活動していくうちに、失敗や落ち込むことがたくさんあったというりりあんさん。一進一退の日々に疲れてしまうこともあるといいます。

りりあん
現在、Green TEA※4というミーティング活動をしていますが、私自身「もう間に合わない」と落ち込むときがあって。もう無理だと思って、ちょっと休みたくなったときがありました。それで実際に休んだのですが、結果的によかったです。そのときに、たくさんの人に支えられました。「誰かが頑張ってくれているから、今はりりあんは無理しなくていい」って言ってくれる人もいて。本当にそうだなと思ったんです。マイペースでやりたいことを、やりたい分だけ実行していこう、というのをスタンスにしたんです。

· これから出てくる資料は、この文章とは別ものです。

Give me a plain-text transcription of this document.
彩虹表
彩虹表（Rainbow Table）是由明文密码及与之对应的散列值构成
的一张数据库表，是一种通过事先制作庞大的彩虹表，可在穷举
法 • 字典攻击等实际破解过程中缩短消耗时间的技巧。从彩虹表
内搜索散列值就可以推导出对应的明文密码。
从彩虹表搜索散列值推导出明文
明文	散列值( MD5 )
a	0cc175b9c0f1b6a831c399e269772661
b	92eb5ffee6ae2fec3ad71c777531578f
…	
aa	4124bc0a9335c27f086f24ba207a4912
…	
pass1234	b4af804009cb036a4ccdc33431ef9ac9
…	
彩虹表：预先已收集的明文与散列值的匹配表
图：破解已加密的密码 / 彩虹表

※4「GreenTEA(Team Environmental Activists)」……りりあんさんが立ち上げたオンライン上の「ミーティングルーム」。若い人はもちろん、多くの母親たちも参加している。仲間を探す場所としても活用できる。
__@green.tea.official__

子どもには、ものを買うこと以外の幸せの見つけ方を教えたい

2020年度からの新学習指導要領に「持続可能な社会の創り手の育成」が明記され※5、親子でSDGsの目標に向けて行動する機会が増えそうです。

※5 SDGsの担い手育成(文部科学省)

りりあん 
私が接している子どもたちは、周囲に大きな影響を与えています。ある1人の女の子が「スピーチを磨きたい」と気候活動家の先輩に教えてもらっているのですが、そういう姿を見ると、希望を感じます。これからも、サポートしていきたいですね。

この活動には、もちろん親御さんが見守ってはいますが、語っていることはまぎれもなく「子ども自身の声」です。「親が助言しているのだろう」と思われないように、親御さんはあまり口を出さないようにしているそうです。本当は言いたいこともあるけれど、前に出ないようにしているみたいです。

いま私たちが生きている資本主義社会は、人々に「ほしい」と思わせ、お金を出させる社会です。
子どもたちには、モノを買う以外の幸せの見つけ方を教えてあげたいですね。ゼロウェイスト運動※6を始めた家族は、お金をモノではなく、経験に使っているそうです。「一緒に楽しんで、思い出を作ることが幸せなんだ」と実感できる経験を重ねることが大切、と話していました。

※6 ゼロウェイスト運動……無駄、ゴミ、浪費をなくそうという運動。

いま動かなければ、間に合わない

画像: いま動かなければ、間に合わない

子どもの将来性について質問をしたとき、「将来まで待てないんです。今(が大切)なんです」と、言葉をかみしめるように語っていたりりあんさん。「人口の3.5パーセントが参加する社会運動は成功する」というデータ※7 をもとに、目標を達成するための横のつながりを広げる方法を模索しているといいます。

※7 ハーバード大学の政治学者エリカ・チェノウェスが実証
https://www.bbc.com/future/article/20190513-it-only-takes-35-of-people-to-change-the-world

りりあん 
気候変動について話す人が増えることが大切だと思っています。子どもでも研究者でもミュージシャンでも、いろいろなコミュニティで話される必要があるのです。

いま私は、気候変動に関する基礎知識を、YouTube上でまとめることを考えています。そこにグラフや資料を無料でダウンロードできるようにするんです。正確な知識や情報を、誰でも話せるようになるツールになればいいと思っています。

それに、世の中にはよりよい社会を目指して戦っていたり、動いていたりする組織がたくさんあります。ジェンダー、労働、障害者など、テーマはさまざまですが、それぞれの組織が、お互いのことを認識して、仲間という意識が生まれるだけで、お互いに助け合えるはずです。

どうしたら連携が取れるのか、自己紹介をすればいいのか、具体的な方法はまだ不確かです。ですが、いろいろな人たちに話を聞くことで、少しずつ形づいて来ています。社会のために動いている全員が、連携できるものを作りたいです。

アジアの中でも、日本は特に声を上げづらい文化だと思います。なので私がつくるものは、海外とも連携していけるものを考えています。日本の変化を応援したいと思っている人が、海外にはたくさんいるなという実感もあるんです。